Army Master Sgt. William Montrose, a member of 2nd Battalion, 3rd Special Forces Group at Fort Bragg, N.C., echoed their sentiments. "This shows the real appreciation that the administration has for the military," he said.
Marine Corps Sgt. Jean-Claude Gebara from the Marine Corps University at Marine Corps Base Quantico, Va., said the gala was particularly meaningful in light of the thousands of U.S. troops in harm's way waging the war on terror. "It's a true honor to be here," he said. "It feels great."
"We're really honored and touched to be here," agreed Army Staff Sgt. William Gadberry, a veteran of the war in Afghanistan who serves with the 16th Ordnance Battalion at Aberdeen Proving Ground, Md. "I feel honored and privileged to be a part of it."
Airmen 1st Class Darius Perry and Jennifer Perry, a husband-wife Air Force family stationed at Dover Air Force Base, Del., called the gala a welcome reprieve from the 12-hour days they and many of their fellow servicemembers typically put in as they support the war on terror.

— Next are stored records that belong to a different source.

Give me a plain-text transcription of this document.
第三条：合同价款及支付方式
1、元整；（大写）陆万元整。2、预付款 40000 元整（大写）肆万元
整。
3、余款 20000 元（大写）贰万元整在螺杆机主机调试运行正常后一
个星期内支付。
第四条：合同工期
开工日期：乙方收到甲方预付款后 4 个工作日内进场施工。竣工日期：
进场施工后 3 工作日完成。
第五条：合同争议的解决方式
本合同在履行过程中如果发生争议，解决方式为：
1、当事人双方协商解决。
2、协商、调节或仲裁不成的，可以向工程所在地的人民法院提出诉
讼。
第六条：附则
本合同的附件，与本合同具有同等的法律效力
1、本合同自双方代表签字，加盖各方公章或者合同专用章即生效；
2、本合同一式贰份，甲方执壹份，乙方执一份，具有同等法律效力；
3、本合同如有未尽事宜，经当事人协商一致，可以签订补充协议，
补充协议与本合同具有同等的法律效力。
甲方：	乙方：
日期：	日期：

"It's a real honor to be here," Darius said. "It's a big deal to get to play a part in it."
Army Staff Sgt. Justin Grieve, a member of the 3rd U.S. Infantry Regiment, "The Old Guard," at Fort Myer, Va., said he wouldn't have missed the opportunity to attend the gala. "This is a once-in-a-lifetime kind of thing," said Grieve, who served three deployments to Iraq and Afghanistan over the course of four years with the 101st Airborne Division (Air Assault). "My only wish is that more soldiers could have been here, especially those who are deployed."
In a sense, troops in Iraq and Afghanistan did get to participate, via satellite broadcasts to Baghdad, Iraq, and Bagram Air Base, Afghanistan.
Staff Sgt. Justin Dierks from the Wyoming Air National Guard's 153rd Airlift Wing, who received a Purple Heart for wounds he received in Iraq, said the outpouring of support during the "Saluting Those Who Serve" event reinforced the importance of everything he and his fellow servicemembers are doing in support of the nation.
"It feels pretty good and motivates you to want to do it all again," he said.